Nature is not natural and can never be naturalized — Graham Harman

Thursday, August 22, 2019

Olafur Eliasson on the Iceland Glacier

Hi everyone. Olafur asked me to spread the word so here we go: 

On Sunday, we are mourning the passing of a glacier in a ceremony of commemoration unlike any in human history. The glacier, situated north-east of Reykjavik, was known as OK, and it has melted away and is no more. This is a tragic event, not just for my fellow Icelanders, but for the entire world. Something that seemed eternal has vanished for ever – as a result of human activity and inaction.  

A plaque at the site will mark this point in time. It sounds a warning, and is a call to arms, to every human being on this planet. Andri Snær Magnason, the Icelandic writer, conceived the inscription around a question to future generations: “We know what is happening and what needs to be done,” he wrote. “Only you know if we did it.”

The poignancy of this moment must not go to waste. On Monday, the prime ministers of the Nordic countries will gather in Iceland for their annual meeting, with Germany’s Chancellor Angela Merkel as their guest. Climate change is on the agenda. There could hardly be a more appropriate moment to take the words on the plaque to heart. To show their recognition of the gravity of the situation, the Nordic countries must jointly declare a climate emergency.

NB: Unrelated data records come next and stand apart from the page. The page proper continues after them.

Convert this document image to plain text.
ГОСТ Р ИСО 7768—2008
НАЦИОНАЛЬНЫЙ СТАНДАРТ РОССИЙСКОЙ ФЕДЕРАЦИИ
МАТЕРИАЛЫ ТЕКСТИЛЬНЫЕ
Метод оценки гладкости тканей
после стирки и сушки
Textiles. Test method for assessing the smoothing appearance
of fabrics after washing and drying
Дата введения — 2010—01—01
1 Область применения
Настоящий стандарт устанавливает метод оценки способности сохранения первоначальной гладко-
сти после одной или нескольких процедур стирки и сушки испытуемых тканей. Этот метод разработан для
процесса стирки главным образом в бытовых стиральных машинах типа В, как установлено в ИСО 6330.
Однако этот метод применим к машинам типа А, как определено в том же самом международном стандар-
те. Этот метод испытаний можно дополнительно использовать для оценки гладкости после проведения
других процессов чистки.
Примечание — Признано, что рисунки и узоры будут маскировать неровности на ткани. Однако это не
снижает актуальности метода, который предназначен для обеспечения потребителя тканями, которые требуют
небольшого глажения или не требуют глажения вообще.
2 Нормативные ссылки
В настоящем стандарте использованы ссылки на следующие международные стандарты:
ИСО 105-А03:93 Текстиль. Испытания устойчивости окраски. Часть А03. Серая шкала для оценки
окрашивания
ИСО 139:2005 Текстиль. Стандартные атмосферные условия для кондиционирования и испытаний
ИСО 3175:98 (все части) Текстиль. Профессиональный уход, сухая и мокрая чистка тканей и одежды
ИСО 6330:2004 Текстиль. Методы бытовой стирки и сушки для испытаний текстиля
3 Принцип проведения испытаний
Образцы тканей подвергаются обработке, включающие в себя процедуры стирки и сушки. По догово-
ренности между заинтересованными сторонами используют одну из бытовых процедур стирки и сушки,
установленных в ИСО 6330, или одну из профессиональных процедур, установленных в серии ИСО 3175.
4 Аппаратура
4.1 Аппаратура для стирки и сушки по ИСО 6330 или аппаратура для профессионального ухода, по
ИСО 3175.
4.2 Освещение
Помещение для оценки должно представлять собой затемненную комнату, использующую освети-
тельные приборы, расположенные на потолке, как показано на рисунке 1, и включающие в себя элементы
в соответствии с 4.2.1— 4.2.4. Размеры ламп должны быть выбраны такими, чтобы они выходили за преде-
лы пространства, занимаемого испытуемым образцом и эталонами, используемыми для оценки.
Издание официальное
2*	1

The Nordic countries have powerful shared traditions and values – of democracy, social welfare, and culture. They are all striving to shape a strong environmental profile that combines not only giving up some goods and services that we have come to take for granted, but also enacting progressive policies that encourage investment in the green innovations that will contribute to our continued prosperity.

On this sad occasion, I call on the Nordic prime ministers – Mette Frederiksen (DK), Stefan Löfven (SE), Erna Solberg (NO), Katrín Jakobsdóttir (IS), Antti Rinne (FI), Aksel V. Johannesen (Faroe Islands), Kim Kielsen (Greenland), and Katrin Sjögren (Åland) – to act. They have a moral responsibility towards the future generations of the countries they represent. They also have an opportunity to forge a coalition that will show the leadership on climate change so badly needed in the world today.

Every glacier lost reflects our inaction. Every glacier saved will be a testament to the moral courage and sense of purpose that we can muster in the face of this emergency. One day, instead of mourning the loss of more glaciers, we must be able to stand tall in celebration of their survival.